Rio de Janeiro presented itself as a great opportunity for both. Brazil had just become independent from Portugal, but the reference in fashion, education and customs was still European. And buying French products had a meaning that went beyond the functionality of the good itself. It represented luxury, sophistication, glamor and, above all, social status.
If France during the first decades of the 19th century left something to be desired in terms of industrialization, it showed an undeniable mastery in matters of elegance and style. At that time in Brazil the cult and worship of everything French had gained strength with the visit of the French Artistic Mission, which landed in Rio on March 26, 1816. The group, led by Joaquim Lebreton, was comprised by important figures, such as the painter Jean Baptiste Debret, the architect Grandjean de Montigny, and the sculptor Auguste Marie Taunay.

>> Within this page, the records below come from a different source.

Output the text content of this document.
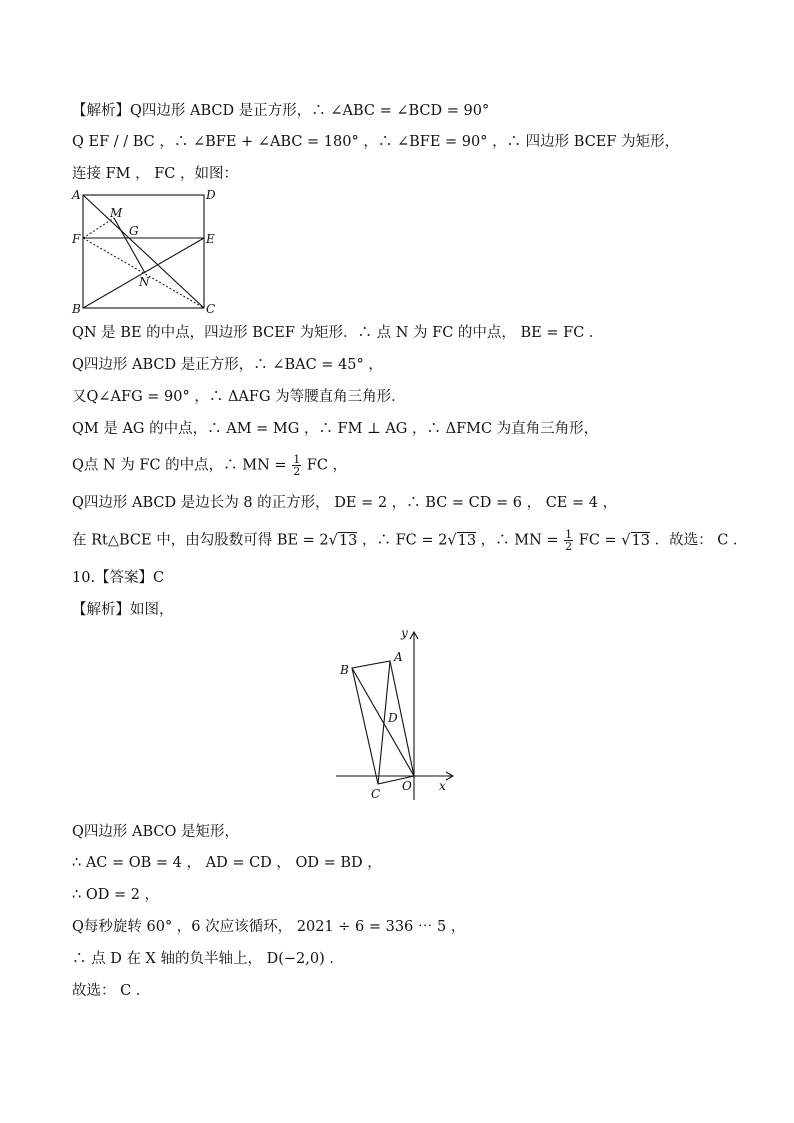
【解析】Q四边形 ABCD 是正方形，∴ ∠ABC = ∠BCD = 90°
Q EF / / BC ，∴ ∠BFE + ∠ABC = 180° ，∴ ∠BFE = 90° ，∴ 四边形 BCEF 为矩形，
连接 FM ， FC ，如图：
A	D
M
G
F	E
N
B	C
QN 是 BE 的中点，四边形 BCEF 为矩形．∴ 点 N 为 FC 的中点， BE = FC ．
Q四边形 ABCD 是正方形，∴ ∠BAC = 45° ，
又Q∠AFG = 90° ，∴ ΔAFG 为等腰直角三角形．
QM 是 AG 的中点，∴ AM = MG ，∴ FM ⊥ AG ，∴ ΔFMC 为直角三角形，
Q点 N 为 FC 的中点，∴ MN = $\frac{1}{2}$ FC ，
Q四边形 ABCD 是边长为 8 的正方形， DE = 2 ，∴ BC = CD = 6 ， CE = 4 ，
在 Rt△BCE 中，由勾股数可得 BE = 2√13 ，∴ FC = 2√13 ，∴ MN = $\frac{1}{2}$ FC = √13 ．故选： C ．
10.【答案】C
【解析】如图，
y
A
B
D
C
O x
Q四边形 ABCO 是矩形，
∴ AC = OB = 4 ， AD = CD ， OD = BD ，
∴ OD = 2 ，
Q每秒旋转 60° ，6 次应该循环， 2021 ÷ 6 = 336 ⋯ 5 ，
∴ 点 D 在 X 轴的负半轴上， D(−2,0) ．
故选： C ．
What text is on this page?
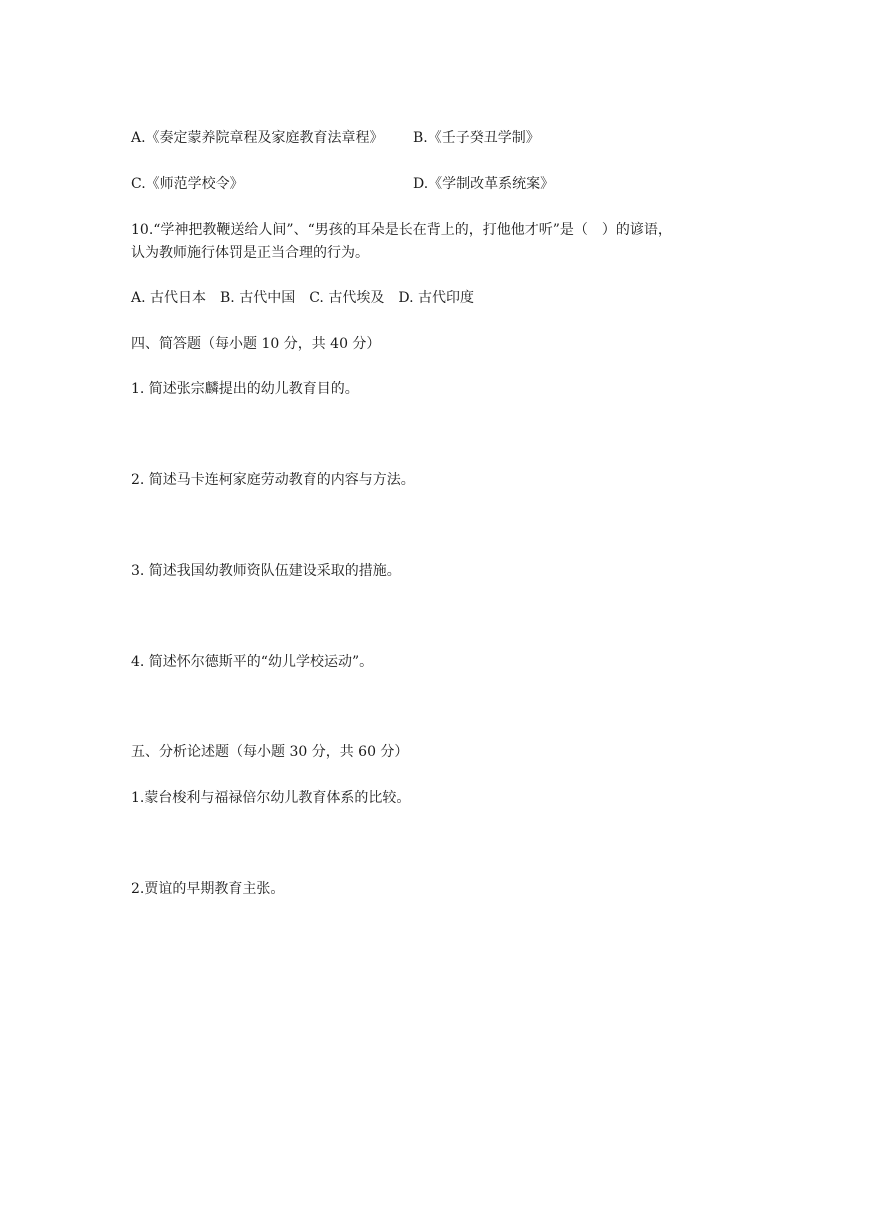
A.《奏定蒙养院章程及家庭教育法章程》 B.《壬子癸丑学制》
C.《师范学校令》	D.《学制改革系统案》
10.“学神把教鞭送给人间”、“男孩的耳朵是长在背上的，打他他才听”是（　）的谚语，
认为教师施行体罚是正当合理的行为。
A. 古代日本 B. 古代中国 C. 古代埃及 D. 古代印度
四、简答题（每小题 10 分，共 40 分）
1. 简述张宗麟提出的幼儿教育目的。
2. 简述马卡连柯家庭劳动教育的内容与方法。
3. 简述我国幼教师资队伍建设采取的措施。
4. 简述怀尔德斯平的“幼儿学校运动”。
五、分析论述题（每小题 30 分，共 60 分）
1.蒙台梭利与福禄倍尔幼儿教育体系的比较。
2.贾谊的早期教育主张。
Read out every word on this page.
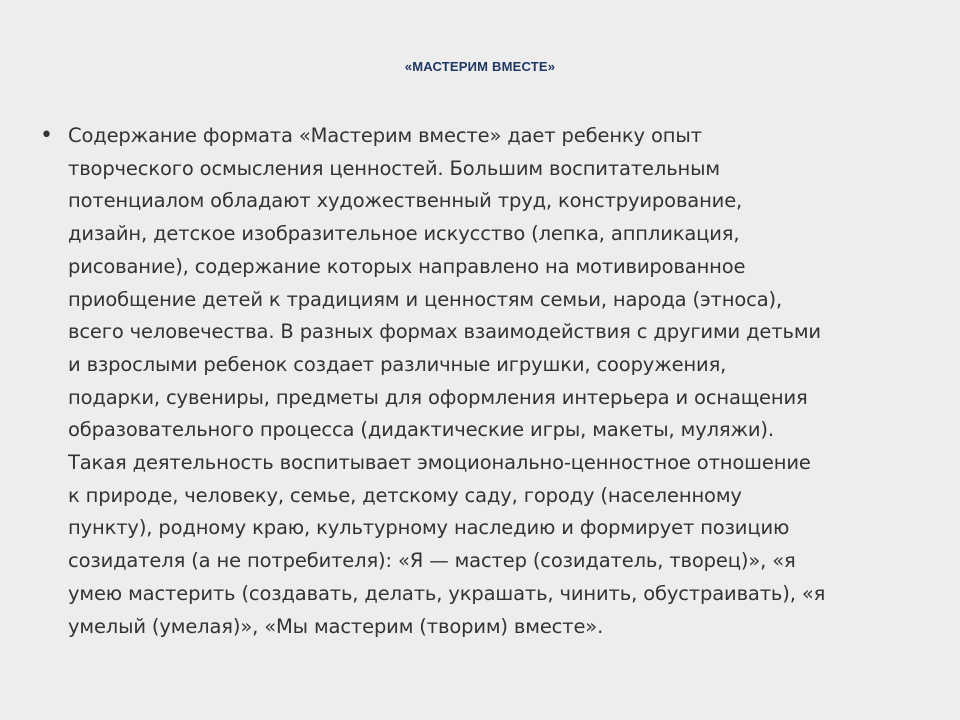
«МАСТЕРИМ ВМЕСТЕ»
• Содержание формата «Мастерим вместе» дает ребенку опыт
творческого осмысления ценностей. Большим воспитательным
потенциалом обладают художественный труд, конструирование,
дизайн, детское изобразительное искусство (лепка, аппликация,
рисование), содержание которых направлено на мотивированное
приобщение детей к традициям и ценностям семьи, народа (этноса),
всего человечества. В разных формах взаимодействия с другими детьми
и взрослыми ребенок создает различные игрушки, сооружения,
подарки, сувениры, предметы для оформления интерьера и оснащения
образовательного процесса (дидактические игры, макеты, муляжи).
Такая деятельность воспитывает эмоционально-ценностное отношение
к природе, человеку, семье, детскому саду, городу (населенному
пункту), родному краю, культурному наследию и формирует позицию
созидателя (а не потребителя): «Я — мастер (созидатель, творец)», «я
умею мастерить (создавать, делать, украшать, чинить, обустраивать), «я
умелый (умелая)», «Мы мастерим (творим) вместе».
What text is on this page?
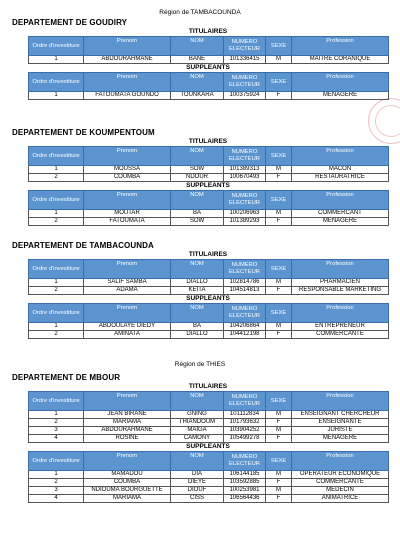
Région de TAMBACOUNDA
DEPARTEMENT DE GOUDIRY
TITULAIRES
Ordre d'investiture	Prenom	NOM	NUMERO ELECTEUR	SEXE	Profession
1	ABDOURAHMANE	BANE	101336415	M	MAITRE CORANIQUE
SUPPLEANTS
Ordre d'investiture	Prenom	NOM	NUMERO ELECTEUR	SEXE	Profession
1	FATOUMATA GOUNDO	TOUNKARA	100375924	F	MENAGERE
DEPARTEMENT DE KOUMPENTOUM
TITULAIRES
Ordre d'investiture	Prenom	NOM	NUMERO ELECTEUR	SEXE	Profession
1	MOUSSA	SOW	101389313	M	MACON
2	COUMBA	NDOUR	100670493	F	RESTAURATRICE
SUPPLEANTS
Ordre d'investiture	Prenom	NOM	NUMERO ELECTEUR	SEXE	Profession
1	MOUTAR	BA	100206963	M	COMMERCANT
2	FATOUMATA	SOW	101389293	F	MENAGERE
DEPARTEMENT DE TAMBACOUNDA
TITULAIRES
Ordre d'investiture	Prenom	NOM	NUMERO ELECTEUR	SEXE	Profession
1	SALIF SAMBA	DIALLO	102814786	M	PHARMACIEN
2	ADAMA	KEITA	104514813	F	RESPONSABLE MARKETING
SUPPLEANTS
Ordre d'investiture	Prenom	NOM	NUMERO ELECTEUR	SEXE	Profession
1	ABDOULAYE DIEDY	BA	104206864	M	ENTREPRENEUR
2	AMINATA	DIALLO	104412198	F	COMMERCANTE
DEPARTEMENT DE MBOUR
TITULAIRES
Ordre d'investiture	Prenom	NOM	NUMERO ELECTEUR	SEXE	Profession
1	JEAN BIRANE	GNING	101112834	M	ENSEIGNANT CHERCHEUR
2	MARIAMA	THIANDOUM	101793632	F	ENSEIGNANTE
3	ABDOURAHMANE	MAIGA	103904252	M	JURISTE
4	ROSINE	CAMONY	105499278	F	MENAGERE
SUPPLEANTS
Ordre d'investiture	Prenom	NOM	NUMERO ELECTEUR	SEXE	Profession
1	MAMADOU	DIA	106144185	M	OPERATEUR ECONOMIQUE
2	COUMBA	DIEYE	103592885	F	COMMERCANTE
3	NDIOUMA BOURGUETTE	DIOUF	100253981	M	MEDECIN
4	MARIAMA	CISS	106564436	F	ANIMATRICE
Région de THIES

With so much spontaneous marketing, the de Saissets didn't need much publicity to develop a business. They settled in the renowned Ouvidor Street, at number 98. Their partner was none other than the legendary Bernard Wallenstein, who would also become godfather to the de Saissets' first child born in Rio. The store opening was announced on 14 March, 1827 in the Diario Mercantil newspaper, which was printed on the same street, but at number 5.